|New outdoor ed program held at park|
Kristi Hodges, education outreach coordinator from the Dan River Basin Association, led a stream ecology workshop with fifth-graders attending the “A Day in the Woods” event at Waid Park.
Wednesday, April 9, 2014
By STACEY HAIRSTON - Staff Writer
A new outdoor education program for Franklin County fifth-graders was held Friday afternoon at Waid Park.
"A Day in the Woods" introduced Ferrum, Henry and Snow Creek students to stream life and explorations in the woods, while getting them acquainted with students from other schools.
The idea for the event came from a similar field trip to Haw River in North Carolina in which students experience outdoor learning.
"Not all schools get to go (to Haw River), so we wanted to simulate that for those who don't get to go," said Henry Elementary Principal Robin Whitmer.
This year's pilot program was organized by Snow Creek Principal Ken Grindstaff, Ferrum Principal Jennifer Talley, Whitmer and Jessica Gawor.
Upon arrival at Waid Park, students were treated to K-9 demonstrations by the Franklin County Sheriff's Office and Gawor's husband, Sgt. Brandt Gawor.
Ferrum College students were on hand to lead icebreaker and team-building activities. Students from each school were mixed into smaller groups and spent time getting to know each other through various team activities.
"This is also a good way for students to get to know others outside their school before beginning middle school next year," said Whitmer.
Learning stations were set up all around the park for students to rotate and pick up new skills through hands-on learning.
Krista Hodges, education outreach coordinator from the Dan River Basin Association, and Caity Cardwell talked with students about stream ecology and showed them live examples of the different insects and vertebrates found in local streams.
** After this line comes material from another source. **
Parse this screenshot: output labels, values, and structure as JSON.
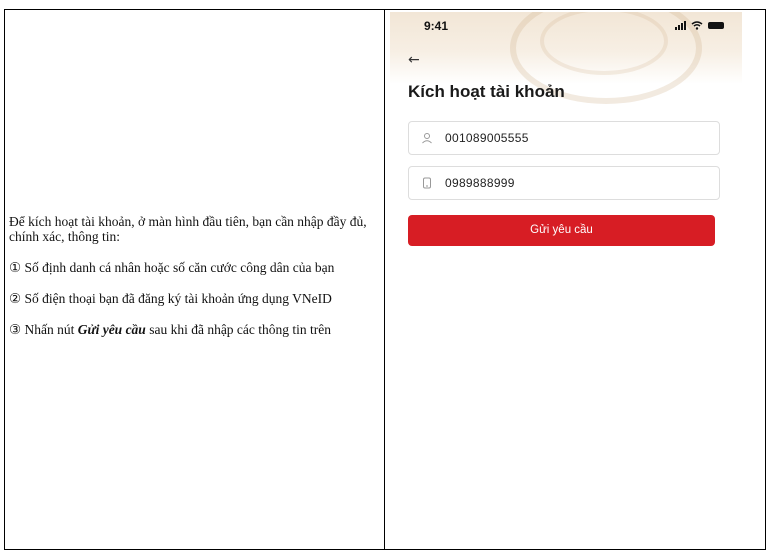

Orienteering and geocaching were a big hit with students. Miriah Eisenman, instructional coach at Snow Creek Elementary, and Kevin Ferguson, instructional technologist for Franklin County elementary schools, explained how to find missing items in the woods using GPS and a compass.
Drama and music was led by Liz Corallo, a retired teacher and instructional coach who now tutors at Henry Elementary.
Another learning station included team-building with Martha Warner and Liz Hunt, staff members at Snow Creek Elementary. Students worked together to guide each other blindfolded through "mine fields" using only the voice commands of their fellow teammates.
A plant identification station and nature walk was also featured by master naturalists Kathy Scott and Shannon Brooks. Brooks is also an English teacher at Benjamin Franklin Middle School.
After dinner, storytellers Beatrice Iceman and Vaun Gott from Booker T. Washington National Park told the story of the origin of slavery and the development of the Underground Railroad.
An Underground Railroad simulation was staged throughout the trails of the park, and students found themselves stopped by "bounty hunters," "officers" and "wardens" as they made their way to assigned "safe houses."
Once they, along with their "conductors," made it to the final safe house, they all met up to summarize their experiences and make smores by a campfire.
"The trip was wonderful," said Whitmer, who said several adults have already asked to be signed up again for next year's event.
"We thought it was a successful start to what will hopefully become an annual event," said Jessica Gawor.
Franklin County Parks and Recreation was also on board with the event, as well as members of the Franklin County School Board who helped with various aspects of the program and the Underground Railroad simulation.
A $300 donation from the Westlake Library helped fund the event.